Description of problem: When running VM with vGPU instance, after powering VM off and running it again, VM failed to run with java NPE in engine.log: 2020-12-08 11:53:40,254+02 ERROR [org.ovirt.engine.core.vdsbroker.CreateVDSCommand] (EE-ManagedThreadFactory-engine-Thread-47374) [] Failed to create VM: java.lang.NullPointerException - A workaround for this issue is to edit VM -> disable pinned to host -> save changes. edit VM -> pin VM to host -> save changes. and run VM again. Version-Release number of selected component (if applicable): ovirt-engine-4.4.4.3-0.5.el8ev qemu-kvm-5.1.0-14.module+el8.3.0+8790+80f9c6d8.1.x86_64 vdsm-4.40.39-1.el8ev.x86_64 libvirt-daemon-6.6.0-7.1.module+el8.3.0+8852+b44fca9f.x86_64 Nvidia drivers for host and VM: grid12.0_beta host: NVIDIA-vGPU-rhel-8.3-460.26.x86_64 VM: NVIDIA-Linux-x86_64-460.26-grid.run How reproducible: inconsistently Steps to Reproduce: 1. Run VM with vGPU instance, install Nvidia drivers on the VM. 2. Power off VM and run VM again. 3. Actual results: VM failed to run. Expected results: VM should run with Nvidia instance. Additional info: vdsm.log and engine.log (2020-12-08 11:53:40,254+02 ERROR) attached.
Created attachment 1737561 [details] engine.log
Created attachment 1737562 [details] vdsm.log
Created attachment 1737563 [details] VM QEMU log
The VM failed to start due to NPE getting the host device capability. When we try to write the max memory value to the domain we calculate the NVDIMM, if exists. For that we pass on the host devices and search for it: (VmInfoBuildUtils::getNvdimmTotalSize) if (hostDevice.getCapability().equals("nvdimm")) But if the capability is null, we will get that NPE. From the engine log it looks like the problematic one is `hostdev0`, which is the MDEV host device. The question is whether it's OK not having capability for MDEV or not. Or, if some kernel modules are not loaded which can cause it.
Thanks to Nisim I could debug his environment. The problem is that mdev is an host device but the engine doesn't know of. It is on the VM devices and when trying to do: HostDevice hostDevice = hostDevicesSupplier.get().get(device.getDevice()); The hostDevice will be null. We should check the device exists before checking if it's nvdimm.

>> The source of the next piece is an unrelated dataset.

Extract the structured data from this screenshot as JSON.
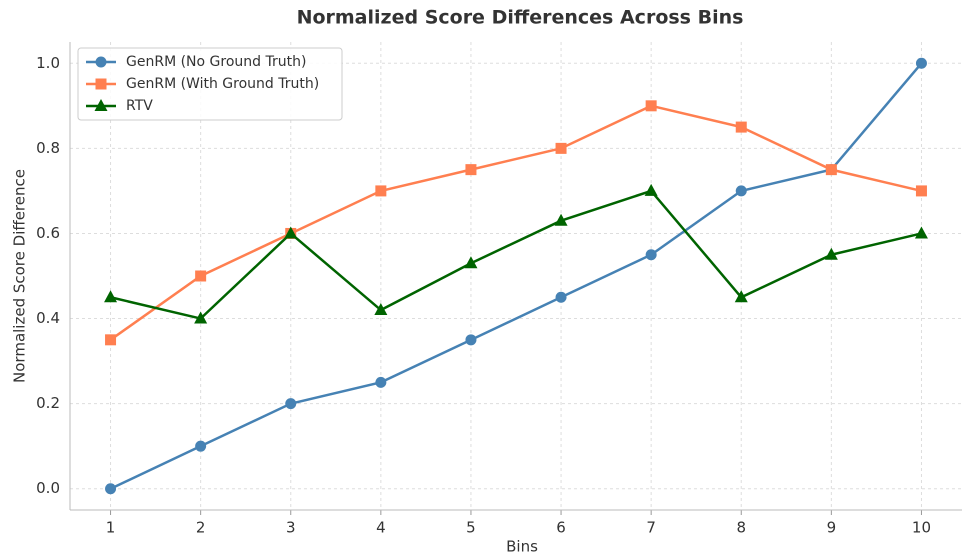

Verified: ovirt-engine-4.4.4.5-0.10.el8ev vdsm-4.40.40-1.el8ev.x86_64 qemu-kvm-5.1.0-14.module+el8.3.0+8790+80f9c6d8.1.x86_64 libvirt-daemon-6.6.0-7.1.module+el8.3.0+8852+b44fca9f.x86_64 Nvidia drivers for host and VM: grid12.0_beta host: NVIDIA-vGPU-rhel-8.3-460.26.x86_64 VM: NVIDIA-Linux-x86_64-460.26-grid.run
This bugzilla is included in oVirt 4.4.4 release, published on December 21st 2020. Since the problem described in this bug report should be resolved in oVirt 4.4.4 release, it has been closed with a resolution of CURRENT RELEASE. If the solution does not work for you, please open a new bug report.